目の前には黒龍のブレスが迫っており十枚ある障壁が次々と破られていく。



「 暴風と慈雨の化身よ

  汝が王の求めに応じその身を顕現せよ

  其は世界の理なり

  故に我が命運は汝とともにあらん

  怒りと癒し 咆哮と絶叫 

  汝が力を我が意志の下に集わせよ

  天を衝いて吹き荒れろ 汝神風の神格者なり!

  神装 『フォナゾテオス』 」

 


障壁の残りが最後の一枚になり、それすらも破られそうになったところで遂に詠唱が完成する。


それとともに僕を中心として暴風が物凄い勢いで吹き荒れ、黒龍のブレスですら消し飛ばす。



暴風は段々と中心に吸い込まれるように僕に纏い始める。

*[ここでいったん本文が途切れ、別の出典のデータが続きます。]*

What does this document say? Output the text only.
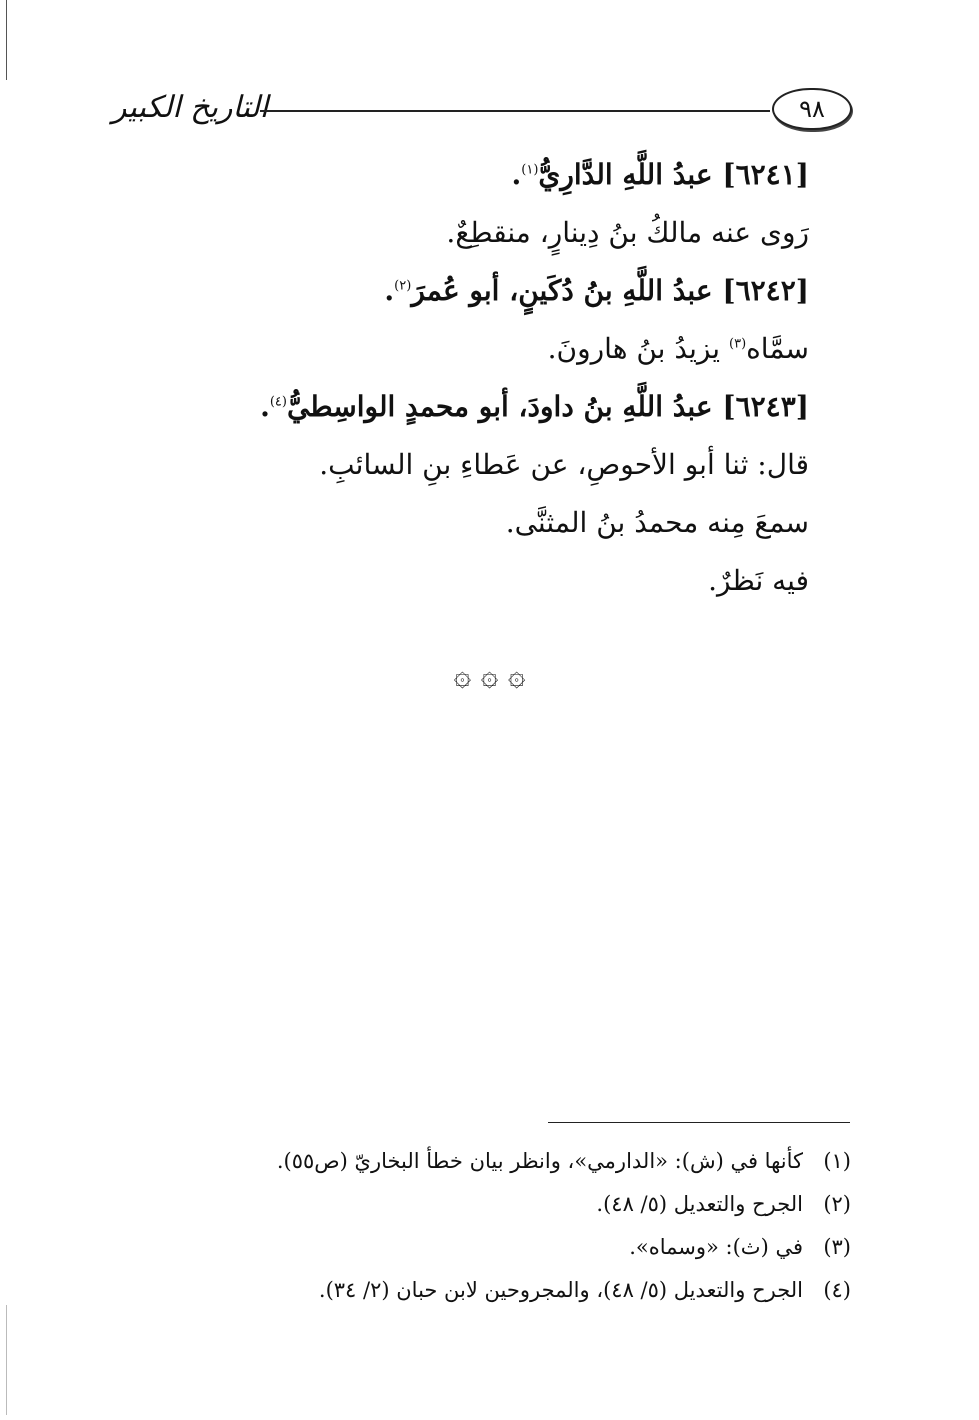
التاريخ الكبير	٩٨
[٦٢٤١] عبدُ اللَّهِ الدَّارِيُّ$^{(١)}$.
رَوى عنه مالكُ بنُ دِينارٍ، منقطِعٌ.
[٦٢٤٢] عبدُ اللَّهِ بنُ دُكَينٍ، أبو عُمرَ$^{(٢)}$.
سمَّاه$^{(٣)}$ يزيدُ بنُ هارونَ.
[٦٢٤٣] عبدُ اللَّهِ بنُ داودَ، أبو محمدٍ الواسِطيُّ$^{(٤)}$.
قال: ثنا أبو الأحوصِ، عن عَطاءِ بنِ السائبِ.
سمعَ مِنه محمدُ بنُ المثنَّى.
فيه نَظرٌ.
۞ ۞ ۞
(١)كأنها في (ش): «الدارمي»، وانظر بيان خطأ البخاريّ (ص٥٥).
(٢)الجرح والتعديل (٥/ ٤٨).
(٣)في (ث): «وسماه».
(٤)الجرح والتعديل (٥/ ٤٨)، والمجروحين لابن حبان (٢/ ٣٤).
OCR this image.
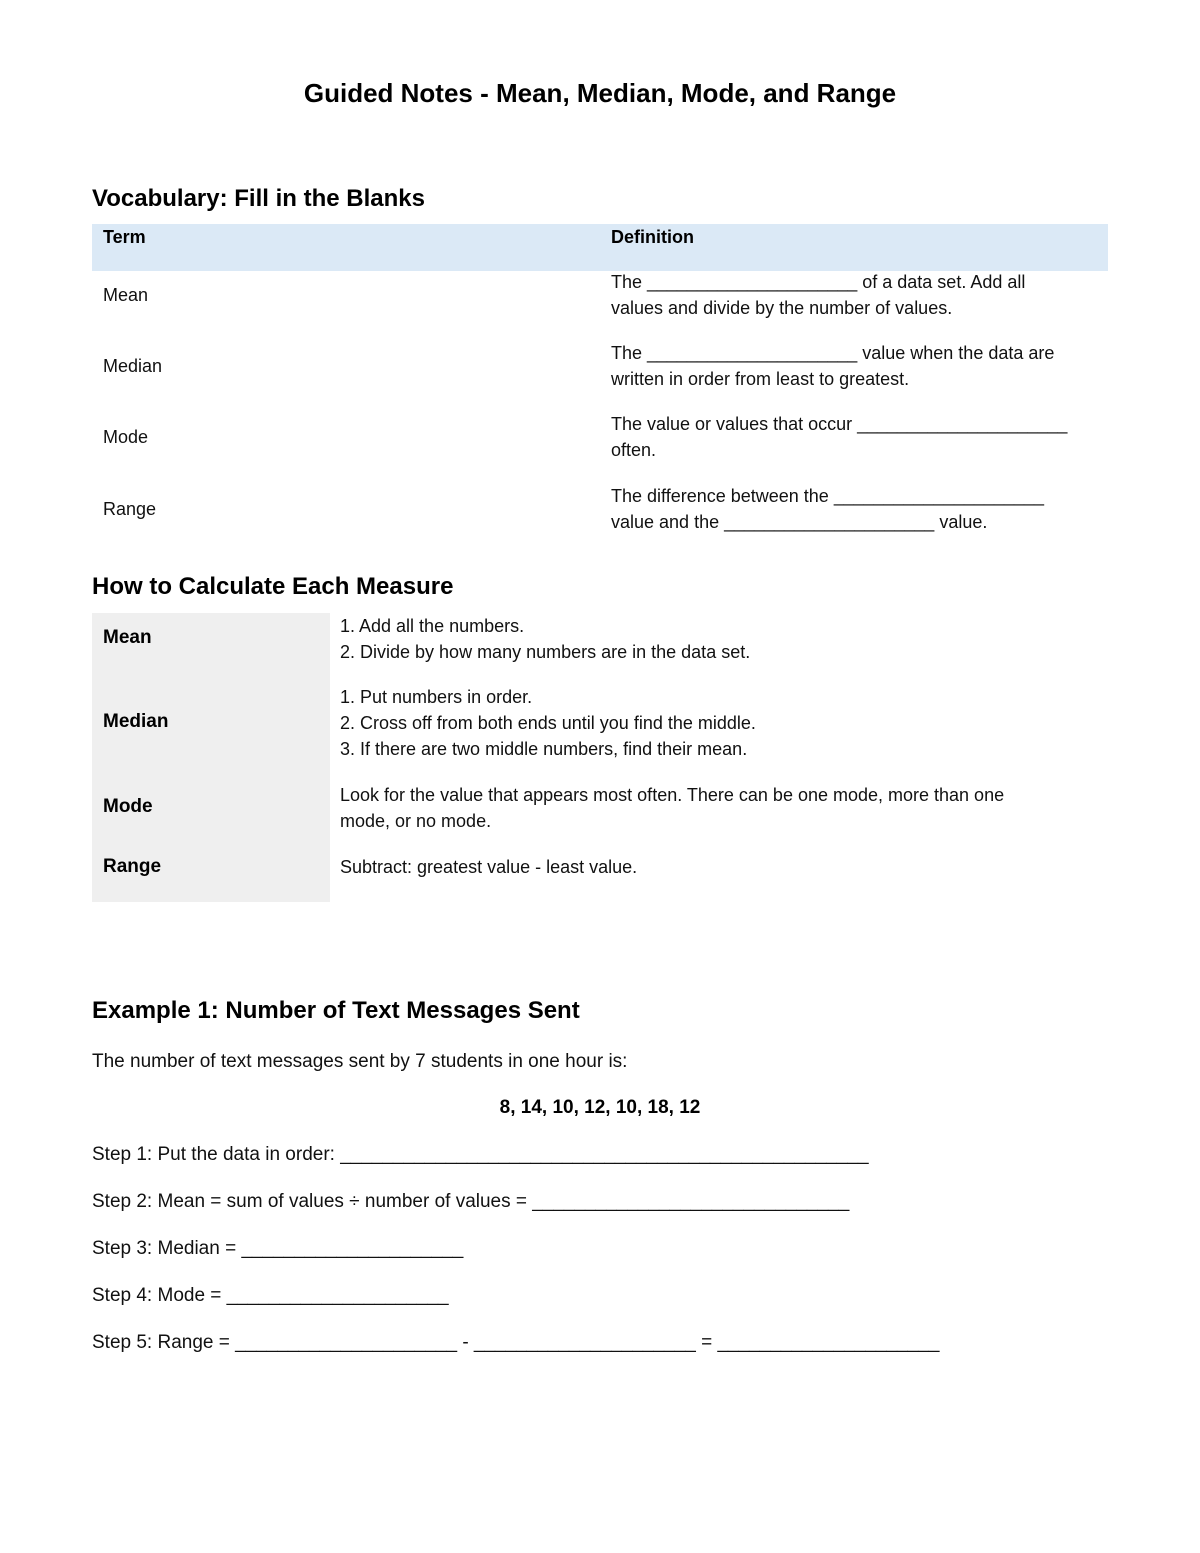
Guided Notes - Mean, Median, Mode, and Range
Vocabulary: Fill in the Blanks
Term	Definition
Mean
The _____________________ of a data set. Add all
values and divide by the number of values.
Median
The _____________________ value when the data are
written in order from least to greatest.
Mode
The value or values that occur _____________________
often.
Range
The difference between the _____________________
value and the _____________________ value.
How to Calculate Each Measure
Mean
1. Add all the numbers.
2. Divide by how many numbers are in the data set.
Median
1. Put numbers in order.
2. Cross off from both ends until you find the middle.
3. If there are two middle numbers, find their mean.
Mode
Look for the value that appears most often. There can be one mode, more than one
mode, or no mode.
Range	Subtract: greatest value - least value.
Example 1: Number of Text Messages Sent
The number of text messages sent by 7 students in one hour is:
8, 14, 10, 12, 10, 18, 12
Step 1: Put the data in order: __________________________________________________
Step 2: Mean = sum of values ÷ number of values = ______________________________
Step 3: Median = _____________________
Step 4: Mode = _____________________
Step 5: Range = _____________________ - _____________________ = _____________________
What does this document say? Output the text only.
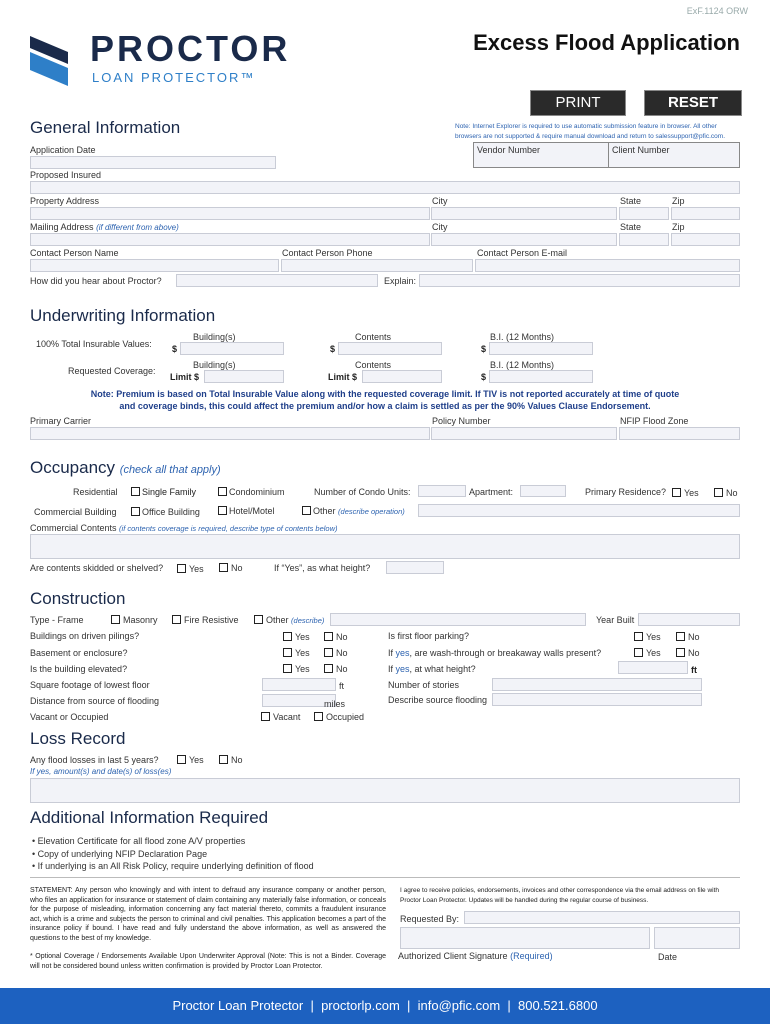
ExF.1124 ORW
PROCTOR
LOAN PROTECTOR™
Excess Flood Application
PRINT	RESET
General Information	Note: Internet Explorer is required to use automatic submission feature in browser. All other
browsers are not supported & require manual download and return to salessupport@pfic.com.
Application Date	Vendor Number	Client Number
Proposed Insured
Property Address	City	State	Zip
Mailing Address (if different from above)	City	State	Zip
Contact Person Name	Contact Person Phone	Contact Person E-mail
How did you hear about Proctor?	Explain:
Underwriting Information
Building(s)	Contents	B.I. (12 Months)
100% Total Insurable Values: $	$	$
Building(s)	Contents	B.I. (12 Months)
Requested Coverage:
Limit $	Limit $	$
Note: Premium is based on Total Insurable Value along with the requested coverage limit. If TIV is not reported accurately at time of quote
and coverage binds, this could affect the premium and/or how a claim is settled as per the 90% Values Clause Endorsement.
Primary Carrier	Policy Number	NFIP Flood Zone
Occupancy (check all that apply)
Residential	Single Family	Condominium	Number of Condo Units:	Apartment:	Primary Residence? Yes	No
Commercial Building	Office Building	Hotel/Motel	Other (describe operation)
Commercial Contents (if contents coverage is required, describe type of contents below)
Are contents skidded or shelved?	Yes	No	If “Yes”, as what height?
Construction
Type - Frame	Masonry	Fire Resistive	Other (describe)	Year Built
Buildings on driven pilings?	Yes	No
Basement or enclosure?	Yes	No
Is the building elevated?	Yes	No
Square footage of lowest floor	ft
Distance from source of flooding	miles
Vacant or Occupied	Vacant	Occupied
Is first floor parking?	Yes	No
If yes, are wash-through or breakaway walls present?	Yes	No
If yes, at what height?	ft
Number of stories
Describe source flooding
Loss Record
Any flood losses in last 5 years?	Yes	No
If yes, amount(s) and date(s) of loss(es)
Additional Information Required
• Elevation Certificate for all flood zone A/V properties
• Copy of underlying NFIP Declaration Page
• If underlying is an All Risk Policy, require underlying definition of flood
STATEMENT: Any person who knowingly and with intent to defraud any insurance company or another person, who files an application for insurance or statement of claim containing any materially false information, or conceals for the purpose of misleading, information concerning any fact material thereto, commits a fraudulent insurance act, which is a crime and subjects the person to criminal and civil penalties. This application becomes a part of the insurance policy if bound. I have read and fully understand the above information, as well as answered the questions to the best of my knowledge.
* Optional Coverage / Endorsements Available Upon Underwriter Approval (Note: This is not a Binder. Coverage will not be considered bound unless written confirmation is provided by Proctor Loan Protector.
I agree to receive policies, endorsements, invoices and other correspondence via the email address on file with Proctor Loan Protector. Updates will be handled during the regular course of business.
Requested By:
Authorized Client Signature (Required)	Date
Proctor Loan Protector  |  proctorlp.com  |  info@pfic.com  |  800.521.6800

風が収まり切った後には、完全に神装を纏った僕がおり、その手には僕の望んだ武器、刀があった。

僕の体には神気で作られた翡翠の衣が纏われており、コートなどは一時的に消えている。

刀には鍔はなく、柄も刀身も全てが翡翠色に輝いていた。刀からは膨大なエネルギーが秘められているのがはっきりと伝わってきた。


「神体回帰」


僕が一言呟くと、傷を負っていた身体はたちまち元に戻る。それは正に治癒するというよりは、時間が戻っているというものだった。そして、消えていた足首から下の感覚も戻る。


神体回帰は神装発動時に使える技で、一日に一回全回復を行えるのだ。ただし、自分自身にしか使えないし、神装発動直後のみしか使えないのだが。


僕は完全に回復した身体で黒龍を見る。


「さあ行くよ、黒龍ニーズヘッグ」


『ああ、来い!使十六夜優月!』



こうして僕と黒龍の戦いは次の段階に移行し、更に激化していった。